The quantum data transfer record has been destroyed by scientists teleporting data from proton to proton over 63-miles of fiber. While records similar to this have been broken in free space, this is the first time such a distance has been covered over fiber, leading the way to more practical uses in the future. This sort of "teleportation" is not be confused with Star Trek, instead moving encrypted data rather than the individual molecules of a human being or a Vulcan.

One of the scientists working at the United States National Institute of Standards and Technology (NIST) by the name of Marty Stevens suggests that "Only about 1 percent of photons make it all the way through 100km of fiber," making clear that this method is just another early step in making this technology useful practically.

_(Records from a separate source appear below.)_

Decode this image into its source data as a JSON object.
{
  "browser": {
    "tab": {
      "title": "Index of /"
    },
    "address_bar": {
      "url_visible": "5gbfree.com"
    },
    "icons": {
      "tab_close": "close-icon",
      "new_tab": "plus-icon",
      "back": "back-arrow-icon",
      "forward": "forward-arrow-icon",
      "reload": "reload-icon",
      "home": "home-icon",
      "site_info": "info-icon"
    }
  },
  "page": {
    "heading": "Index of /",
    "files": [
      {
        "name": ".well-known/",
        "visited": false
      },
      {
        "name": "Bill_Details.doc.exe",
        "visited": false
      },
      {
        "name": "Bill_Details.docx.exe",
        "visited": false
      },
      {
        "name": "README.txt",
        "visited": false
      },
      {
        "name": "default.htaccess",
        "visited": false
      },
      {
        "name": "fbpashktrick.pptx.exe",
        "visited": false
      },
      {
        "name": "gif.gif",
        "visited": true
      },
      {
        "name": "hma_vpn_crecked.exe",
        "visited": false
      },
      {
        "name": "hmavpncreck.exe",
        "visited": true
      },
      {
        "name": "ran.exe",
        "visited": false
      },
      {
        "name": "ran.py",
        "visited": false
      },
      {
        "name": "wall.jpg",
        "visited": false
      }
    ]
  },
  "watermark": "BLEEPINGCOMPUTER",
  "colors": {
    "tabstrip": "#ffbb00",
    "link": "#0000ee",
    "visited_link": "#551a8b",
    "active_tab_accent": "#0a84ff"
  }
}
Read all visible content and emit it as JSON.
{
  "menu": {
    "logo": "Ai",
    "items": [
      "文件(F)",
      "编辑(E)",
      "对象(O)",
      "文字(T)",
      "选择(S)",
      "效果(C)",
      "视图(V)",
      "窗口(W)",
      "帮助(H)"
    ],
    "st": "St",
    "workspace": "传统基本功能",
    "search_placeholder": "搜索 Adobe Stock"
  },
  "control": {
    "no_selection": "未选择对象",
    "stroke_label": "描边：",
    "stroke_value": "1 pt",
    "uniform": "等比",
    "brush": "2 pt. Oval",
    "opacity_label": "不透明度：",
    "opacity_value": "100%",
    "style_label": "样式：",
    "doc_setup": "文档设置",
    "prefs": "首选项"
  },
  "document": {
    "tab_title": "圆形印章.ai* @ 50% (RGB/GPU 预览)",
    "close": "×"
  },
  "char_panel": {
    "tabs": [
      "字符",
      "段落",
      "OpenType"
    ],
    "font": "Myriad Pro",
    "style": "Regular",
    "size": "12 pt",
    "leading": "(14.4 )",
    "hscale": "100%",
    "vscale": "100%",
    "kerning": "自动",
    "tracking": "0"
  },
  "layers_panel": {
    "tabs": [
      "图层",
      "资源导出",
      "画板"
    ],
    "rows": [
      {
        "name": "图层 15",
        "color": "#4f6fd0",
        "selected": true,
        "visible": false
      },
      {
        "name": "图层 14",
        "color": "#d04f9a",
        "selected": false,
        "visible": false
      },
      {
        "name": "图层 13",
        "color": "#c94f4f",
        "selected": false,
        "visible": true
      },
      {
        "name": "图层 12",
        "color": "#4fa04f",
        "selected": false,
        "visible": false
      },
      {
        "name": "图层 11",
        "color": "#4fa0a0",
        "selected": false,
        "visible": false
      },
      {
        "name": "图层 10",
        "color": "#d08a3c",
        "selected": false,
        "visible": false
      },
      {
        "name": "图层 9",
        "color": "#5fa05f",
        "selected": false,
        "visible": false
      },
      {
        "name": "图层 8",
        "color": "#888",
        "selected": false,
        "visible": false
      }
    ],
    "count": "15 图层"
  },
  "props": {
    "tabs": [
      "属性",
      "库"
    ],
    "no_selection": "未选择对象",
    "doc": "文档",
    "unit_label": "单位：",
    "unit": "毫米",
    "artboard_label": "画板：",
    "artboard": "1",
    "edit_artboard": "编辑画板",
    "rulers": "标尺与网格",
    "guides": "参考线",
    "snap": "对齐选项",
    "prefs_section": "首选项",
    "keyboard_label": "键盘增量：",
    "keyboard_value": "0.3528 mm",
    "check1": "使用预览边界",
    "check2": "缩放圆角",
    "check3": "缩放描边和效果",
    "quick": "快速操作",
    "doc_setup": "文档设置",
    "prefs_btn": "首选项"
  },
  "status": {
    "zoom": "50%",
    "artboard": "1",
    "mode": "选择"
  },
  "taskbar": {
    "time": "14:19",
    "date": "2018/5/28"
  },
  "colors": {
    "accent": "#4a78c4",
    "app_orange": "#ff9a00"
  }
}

ABOVE: "Experimental setup. (a) Setup for generating time-bin entangled photon pairs. ATT, attenuator; EDFA, erbium-doped fiber amplifier; PPLN, periodically poled lithium niobate waveguide; SHG, second-harmonic generation; SPDC, spontaneous parametric downconversion. (b) Quantum teleportation setup. Yellow and gray solid lines indicate the optical fibers and electrical lines, respectively. SNSPD, superconducting nanowire single-photon detector; MZI, unbalanced Mach–Zehnder interferometer; DSF, dispersion-shifted fiber; TIA, time interval analyzer."

Perhaps the most important piece of this project is four high-detection-efficiency superconducting nanowire single-photon detectors (SNSPDs) created for this project specifically. Highly efficient mulifold photon measurements are able to be performed with these detectors.

As Stevens puts it, "we never could have done this experiment without these new detectors, which can measure this incredibly weak signal."

ABOVE: "Results of quantum teleportation over 100 km of fiber; experimentally obtained fidelities for six distinct input states."

These detectors allowed the scientists to see that their experiment had, indeed, worked. Now they'll go about the business of improving their methods of teleporting over optical fiber – some day to a point at which more than just one single percentage point is all that's able to make the distance.

You can learn more about this project in the paper "Quantum teleportation over 100  km of fiber using highly efficient superconducting nanowire single-photon detectors" as published by OSA Publishing by authors Hiroki Takesue, Shellee D. Dyer, Martin J. Stevens, Varun Verma, Richard P. Mirin, and Sae Woo Nam. This article is available under code doi: 10.1364/OPTICA.2.000832.